Every time it so much as sprinkles lightly in Bloomfield or some other far-flung outpost of the realm, the station's Weather Dude is on the phone with one of his many Weather Watchers with a live report on conditions.
These conversations usually go something like this:
Weather Dude: "So, Earl, we understand you're experiencing some light precipitation in the area." ("Experiencing precipitation" is fancy Weather Dude speak for "it's wet out.")
Weather Watcher: "Yup."
Weather Dude: "Thanks for calling, Earl."
Weather Watcher: "Sure."
Of course, not all of these wonderfully informative little updates go exactly as just described. Sometimes the Weather Watcher's name is something other than Earl.
Considering the amount of each newscast dedicated to weather coverage, it would be no surprise if they went to a nearly all-weather format, perhaps ending with a short bit on everything else to appease the dozen or so viewers interested in news.

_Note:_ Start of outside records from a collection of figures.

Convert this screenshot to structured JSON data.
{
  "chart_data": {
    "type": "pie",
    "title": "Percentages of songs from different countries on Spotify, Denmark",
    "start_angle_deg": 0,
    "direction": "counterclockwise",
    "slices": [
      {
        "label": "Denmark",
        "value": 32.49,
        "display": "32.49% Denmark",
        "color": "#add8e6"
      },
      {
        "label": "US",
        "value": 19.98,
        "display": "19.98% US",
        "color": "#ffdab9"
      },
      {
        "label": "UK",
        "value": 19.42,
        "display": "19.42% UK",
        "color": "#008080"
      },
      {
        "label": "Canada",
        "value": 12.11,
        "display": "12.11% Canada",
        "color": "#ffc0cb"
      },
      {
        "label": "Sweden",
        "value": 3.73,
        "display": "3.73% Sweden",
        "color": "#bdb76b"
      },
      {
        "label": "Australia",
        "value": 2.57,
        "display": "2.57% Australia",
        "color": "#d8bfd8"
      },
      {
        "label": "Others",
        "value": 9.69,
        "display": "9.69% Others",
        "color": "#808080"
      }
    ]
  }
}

The Anchor Dude could end thusly: "In non-weather related stories today -- not that such matters are really important -- aliens landed in Dublin and demanded Irish authorities turn over 2 billion gallons of Guiness; the Walt Disney Co. completed its purchase of the U.S. government; and Michael Jackson revealed that he is actually Glenda the Good Witch of the North.
"Now to the CBS Evening News with Dan 'We Don't Report Much on Weather' Rather. We'll be back at 6, with the next segment of our controversial series: 'Celsius -- Will It Really Replace Fahrenheit?'"
Such a shift might be good for our fine local station considering the trouble it gets into whenever it attempts to report hard news.
Take, for example, its recent investigative series "Local High School Students are Stupid."
Many area students felt insulted by the report and much debate concerning its accuracy followed. The station should definitely feel ashamed for picking such an easy target -- making teen-agers feel inferior is like shooting rabbits in a hutch.
Weather reporting poses far fewer difficulties -- it's either too hot, too cold or just right; it's either raining or it isn't
And Mother Nature never calls the station to complain.
Marc Powers is member of the Southeast Missourian news staff.